Artificial armies? Of course there’s the negative side. A crazy billionaire whose mother never showed him or her enough love might secretly build an army of them, all programmed to laser-print exact copies of themselves. So let’s hope the legislators catch up with it all pretty soon. 

And if robots can do the fighting, why involve humans? Why not just let them fight it out among themselves? That’s scary.

Anyway, here’s how it works. A drone with a camera attached flies around our coast taking photos, which are posted to the website. Set up an account and you can go online and ‘tag’ all the plastic waste you can identify in the photos. Then the drone software learns to tell the difference between plastic and other things you find on beaches, like sand and stones. 

Eventually the drone gets so good at sorting plastic from everything else it can do it alone and presumably then ring us up and tell us to get down to whatever beach and clean it up. Which is pretty amazing, no? 
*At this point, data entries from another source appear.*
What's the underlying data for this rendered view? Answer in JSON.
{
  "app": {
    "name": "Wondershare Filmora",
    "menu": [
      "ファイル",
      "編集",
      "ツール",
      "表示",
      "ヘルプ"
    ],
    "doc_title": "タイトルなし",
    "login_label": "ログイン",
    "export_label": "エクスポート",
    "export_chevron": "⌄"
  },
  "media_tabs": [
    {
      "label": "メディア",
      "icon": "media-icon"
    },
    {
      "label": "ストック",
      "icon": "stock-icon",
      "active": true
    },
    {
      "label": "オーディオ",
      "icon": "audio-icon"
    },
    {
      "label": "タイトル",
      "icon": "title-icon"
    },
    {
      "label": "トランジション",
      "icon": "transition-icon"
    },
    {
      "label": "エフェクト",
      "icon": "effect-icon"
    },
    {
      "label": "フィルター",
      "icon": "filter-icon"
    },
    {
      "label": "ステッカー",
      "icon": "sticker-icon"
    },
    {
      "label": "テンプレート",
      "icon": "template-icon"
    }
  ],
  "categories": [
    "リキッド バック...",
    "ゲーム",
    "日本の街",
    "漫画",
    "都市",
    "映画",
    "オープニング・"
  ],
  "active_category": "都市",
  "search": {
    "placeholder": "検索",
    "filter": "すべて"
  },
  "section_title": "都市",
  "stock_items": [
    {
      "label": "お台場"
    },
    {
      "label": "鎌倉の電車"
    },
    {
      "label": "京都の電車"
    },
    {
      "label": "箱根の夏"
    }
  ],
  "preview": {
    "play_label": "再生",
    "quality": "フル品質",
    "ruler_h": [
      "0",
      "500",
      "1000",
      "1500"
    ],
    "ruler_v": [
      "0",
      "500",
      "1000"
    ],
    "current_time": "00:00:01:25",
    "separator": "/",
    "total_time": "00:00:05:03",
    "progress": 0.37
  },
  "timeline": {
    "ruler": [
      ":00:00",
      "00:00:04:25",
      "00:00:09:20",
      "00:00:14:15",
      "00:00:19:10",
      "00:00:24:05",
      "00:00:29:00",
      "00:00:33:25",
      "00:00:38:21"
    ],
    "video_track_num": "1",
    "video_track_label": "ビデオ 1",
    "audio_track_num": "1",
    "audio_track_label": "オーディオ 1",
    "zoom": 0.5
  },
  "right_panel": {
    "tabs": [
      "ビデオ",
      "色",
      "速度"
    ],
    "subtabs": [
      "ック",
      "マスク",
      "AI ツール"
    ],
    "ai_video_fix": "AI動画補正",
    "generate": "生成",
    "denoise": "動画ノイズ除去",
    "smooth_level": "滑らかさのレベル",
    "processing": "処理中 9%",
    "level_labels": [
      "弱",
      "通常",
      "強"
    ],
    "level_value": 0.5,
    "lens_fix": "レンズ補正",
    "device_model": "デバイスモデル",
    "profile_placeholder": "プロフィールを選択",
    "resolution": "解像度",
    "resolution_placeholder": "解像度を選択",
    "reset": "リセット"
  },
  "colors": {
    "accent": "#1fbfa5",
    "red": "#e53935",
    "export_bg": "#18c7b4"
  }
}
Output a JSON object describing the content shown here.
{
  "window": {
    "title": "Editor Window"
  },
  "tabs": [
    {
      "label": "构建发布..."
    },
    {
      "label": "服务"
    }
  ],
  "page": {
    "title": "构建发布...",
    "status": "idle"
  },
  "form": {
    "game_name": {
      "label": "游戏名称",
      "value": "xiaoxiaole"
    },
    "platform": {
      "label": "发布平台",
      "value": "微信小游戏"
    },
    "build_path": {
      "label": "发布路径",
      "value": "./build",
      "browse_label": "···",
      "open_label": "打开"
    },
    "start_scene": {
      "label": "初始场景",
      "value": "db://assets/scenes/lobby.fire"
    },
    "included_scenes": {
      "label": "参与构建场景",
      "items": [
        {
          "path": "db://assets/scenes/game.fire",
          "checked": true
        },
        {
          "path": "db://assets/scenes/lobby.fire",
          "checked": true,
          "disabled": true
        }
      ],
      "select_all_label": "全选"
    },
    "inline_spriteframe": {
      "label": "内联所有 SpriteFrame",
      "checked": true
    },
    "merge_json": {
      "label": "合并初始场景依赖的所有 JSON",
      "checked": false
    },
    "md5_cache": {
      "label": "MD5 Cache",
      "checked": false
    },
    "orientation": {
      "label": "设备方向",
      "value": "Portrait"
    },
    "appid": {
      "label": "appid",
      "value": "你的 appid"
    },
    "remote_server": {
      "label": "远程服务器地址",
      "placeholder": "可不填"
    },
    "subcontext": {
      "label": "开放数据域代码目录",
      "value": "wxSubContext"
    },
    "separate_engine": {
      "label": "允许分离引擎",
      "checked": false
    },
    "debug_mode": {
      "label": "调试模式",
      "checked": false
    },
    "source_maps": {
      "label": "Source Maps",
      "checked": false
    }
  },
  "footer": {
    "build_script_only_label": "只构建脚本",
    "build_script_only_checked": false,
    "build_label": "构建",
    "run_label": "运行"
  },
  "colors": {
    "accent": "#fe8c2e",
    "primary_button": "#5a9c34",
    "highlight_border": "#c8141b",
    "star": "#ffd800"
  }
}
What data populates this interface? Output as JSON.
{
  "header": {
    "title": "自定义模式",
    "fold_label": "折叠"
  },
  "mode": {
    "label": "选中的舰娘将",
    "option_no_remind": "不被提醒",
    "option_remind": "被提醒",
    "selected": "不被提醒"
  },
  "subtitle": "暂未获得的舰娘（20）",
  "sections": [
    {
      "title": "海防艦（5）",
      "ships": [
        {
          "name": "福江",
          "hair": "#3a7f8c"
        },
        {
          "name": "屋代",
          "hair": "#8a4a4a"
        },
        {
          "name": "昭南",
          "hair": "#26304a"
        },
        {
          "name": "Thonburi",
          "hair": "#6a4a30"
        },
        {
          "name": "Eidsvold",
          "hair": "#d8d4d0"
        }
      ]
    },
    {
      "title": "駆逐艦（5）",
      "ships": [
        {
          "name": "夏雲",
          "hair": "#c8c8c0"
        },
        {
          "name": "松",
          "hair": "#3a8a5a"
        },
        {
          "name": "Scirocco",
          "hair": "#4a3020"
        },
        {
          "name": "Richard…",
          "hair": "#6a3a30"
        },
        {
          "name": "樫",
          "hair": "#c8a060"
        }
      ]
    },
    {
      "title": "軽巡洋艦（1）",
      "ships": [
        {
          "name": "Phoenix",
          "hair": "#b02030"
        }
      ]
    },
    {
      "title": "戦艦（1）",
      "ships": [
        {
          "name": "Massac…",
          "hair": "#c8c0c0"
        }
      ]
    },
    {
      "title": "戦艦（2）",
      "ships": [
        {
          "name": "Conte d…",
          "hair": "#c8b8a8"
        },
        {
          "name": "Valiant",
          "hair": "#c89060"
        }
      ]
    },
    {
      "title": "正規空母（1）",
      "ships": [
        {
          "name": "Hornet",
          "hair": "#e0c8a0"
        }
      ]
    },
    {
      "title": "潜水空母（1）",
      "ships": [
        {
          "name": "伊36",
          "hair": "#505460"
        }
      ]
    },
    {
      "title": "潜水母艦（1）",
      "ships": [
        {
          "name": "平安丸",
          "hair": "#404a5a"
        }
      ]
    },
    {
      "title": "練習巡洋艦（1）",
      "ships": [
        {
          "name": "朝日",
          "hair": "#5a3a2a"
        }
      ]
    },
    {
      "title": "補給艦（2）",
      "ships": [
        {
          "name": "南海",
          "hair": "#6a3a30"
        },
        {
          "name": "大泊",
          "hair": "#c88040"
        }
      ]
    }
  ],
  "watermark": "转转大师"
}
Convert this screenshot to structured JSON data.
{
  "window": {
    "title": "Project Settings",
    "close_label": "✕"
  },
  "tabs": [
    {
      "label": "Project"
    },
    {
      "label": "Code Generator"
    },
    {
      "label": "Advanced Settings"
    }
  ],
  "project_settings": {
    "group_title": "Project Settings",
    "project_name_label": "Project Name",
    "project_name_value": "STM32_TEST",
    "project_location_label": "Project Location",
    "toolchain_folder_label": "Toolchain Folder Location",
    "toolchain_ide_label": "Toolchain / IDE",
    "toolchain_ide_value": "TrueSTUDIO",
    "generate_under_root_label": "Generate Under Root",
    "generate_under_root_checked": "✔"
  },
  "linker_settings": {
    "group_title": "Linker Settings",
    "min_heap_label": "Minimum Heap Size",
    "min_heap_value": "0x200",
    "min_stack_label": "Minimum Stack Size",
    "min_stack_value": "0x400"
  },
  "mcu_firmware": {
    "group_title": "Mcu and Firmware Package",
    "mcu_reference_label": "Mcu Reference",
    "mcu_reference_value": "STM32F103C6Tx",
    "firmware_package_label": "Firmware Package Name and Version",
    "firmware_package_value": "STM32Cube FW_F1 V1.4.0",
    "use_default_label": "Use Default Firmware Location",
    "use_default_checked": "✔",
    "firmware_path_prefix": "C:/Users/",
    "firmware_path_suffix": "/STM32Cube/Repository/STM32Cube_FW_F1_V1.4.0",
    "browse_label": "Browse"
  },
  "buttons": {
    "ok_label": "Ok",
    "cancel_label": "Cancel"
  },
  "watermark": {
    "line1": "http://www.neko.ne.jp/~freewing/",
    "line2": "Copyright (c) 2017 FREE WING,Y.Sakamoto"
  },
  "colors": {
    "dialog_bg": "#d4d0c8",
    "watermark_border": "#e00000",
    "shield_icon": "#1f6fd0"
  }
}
Actually it’s not really AI but ‘machine learning’, which is part of AI. Confused? Me too, that’s why it’s a lot easier to call the whole lot AI and let the scientists sort it out.

Project adviser Dr. Erik Van Sebille defines the core goals of the project as: 

  • to produce an Open Source Machine Learning Algorithm capable of detecting up to 90% of beach plastics via pioneering use of imaging technology
  • to engage in a large-scale, accessible and educational Citizen-Science Project, and
  • to explore the relationship and impacts of plastics on communities and individuals
Dr. Erik Van Sebille. Source: theplastictide.com

So where is AI at? Despite the media hype, machines aren’t quite ready to wake up tomorrow and take over the planet. Mind you, now’s a good time to put laws in place to keep them under control. Despite the sci-fi implications, technology like this is far more likely to help humanity overall than harm it. 

And the environmental crisis is an ideal place we could use AI technology to help solve problems.